Of course, you can also charge the device via the included power supply or via the car’s cigarette lighter, which should take about 7.5 or 8 hours depending on the manufacturer. In the practical test we saw 85W input power when charging via the PSU to go from 0% to 66%, it took 4h08min. The closer we got to 100%, the slower the charging process became.
The discharge of the battery also went smoothly. In the practical test, I managed to get through a power-intensive everyday life with the Explorer 500. MacBook Pro with the Core-i9 processor and its charger typically required between 60 and 100 W. That day I edited video in Adobe Premiere, worked with Audition and After Effects as well as several Google Sheets spreadsheets. You should be able to supply a less power-hungry laptop for several days with no hassle.
Since you do not go to the campsite to work, but to relax, you still have a mini fridge, an electric air pump, a blender or something like that connected to the Explorer 500. test I could even use a waffle maker rated at 700W on the Explorer 500 , but the fan started quickly and the current accumulator went out after a few minutes.

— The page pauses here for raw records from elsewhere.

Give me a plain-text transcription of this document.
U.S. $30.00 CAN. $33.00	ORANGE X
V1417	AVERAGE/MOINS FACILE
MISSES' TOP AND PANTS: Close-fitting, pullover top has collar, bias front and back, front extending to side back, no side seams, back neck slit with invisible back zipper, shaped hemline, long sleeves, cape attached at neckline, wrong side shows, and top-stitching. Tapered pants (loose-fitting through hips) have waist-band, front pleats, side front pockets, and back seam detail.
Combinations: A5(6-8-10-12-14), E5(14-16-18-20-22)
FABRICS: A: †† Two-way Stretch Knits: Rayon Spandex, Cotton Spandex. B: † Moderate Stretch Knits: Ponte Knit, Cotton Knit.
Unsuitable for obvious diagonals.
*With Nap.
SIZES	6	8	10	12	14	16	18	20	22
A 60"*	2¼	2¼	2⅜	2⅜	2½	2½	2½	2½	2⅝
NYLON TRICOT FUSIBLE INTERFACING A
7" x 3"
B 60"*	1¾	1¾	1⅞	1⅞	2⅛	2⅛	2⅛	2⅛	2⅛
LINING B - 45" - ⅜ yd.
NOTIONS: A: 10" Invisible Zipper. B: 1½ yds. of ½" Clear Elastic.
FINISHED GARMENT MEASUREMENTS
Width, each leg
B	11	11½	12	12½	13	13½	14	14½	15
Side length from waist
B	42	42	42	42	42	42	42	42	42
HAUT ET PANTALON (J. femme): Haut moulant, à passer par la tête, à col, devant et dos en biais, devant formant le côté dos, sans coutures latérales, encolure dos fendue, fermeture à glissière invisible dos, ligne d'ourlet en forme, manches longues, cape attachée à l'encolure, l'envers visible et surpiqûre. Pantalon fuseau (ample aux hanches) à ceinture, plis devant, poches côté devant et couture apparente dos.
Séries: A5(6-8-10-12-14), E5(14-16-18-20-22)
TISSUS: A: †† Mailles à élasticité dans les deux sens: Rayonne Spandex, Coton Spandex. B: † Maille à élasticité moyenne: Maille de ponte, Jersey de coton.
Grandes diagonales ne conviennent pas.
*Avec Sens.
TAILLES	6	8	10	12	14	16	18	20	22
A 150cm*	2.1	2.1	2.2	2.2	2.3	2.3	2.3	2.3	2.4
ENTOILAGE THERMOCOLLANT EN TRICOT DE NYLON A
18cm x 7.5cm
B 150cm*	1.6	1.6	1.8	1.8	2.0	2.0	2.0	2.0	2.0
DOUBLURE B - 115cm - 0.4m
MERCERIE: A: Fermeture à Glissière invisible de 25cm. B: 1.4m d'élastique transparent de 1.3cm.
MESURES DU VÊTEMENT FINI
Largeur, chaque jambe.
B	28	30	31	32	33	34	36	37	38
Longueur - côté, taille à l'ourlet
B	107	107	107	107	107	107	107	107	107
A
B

1000 euros is a lot of money. But in return, the Jackery Solar Generator 500 offers total autonomy from the electrical network, at least in terms of “small” consumers. You will easily be able to charge your daily gadgets and run energy saving devices like refrigerators, TVs, speakers and more.
For more greedy appliances, such as waffle irons, toasters or kettles, the “small” power station is not enough. For that, 500W continuous power or 1000W peak power is just not enough and you have to pay a lot more for one of Jackery’s larger alternatives.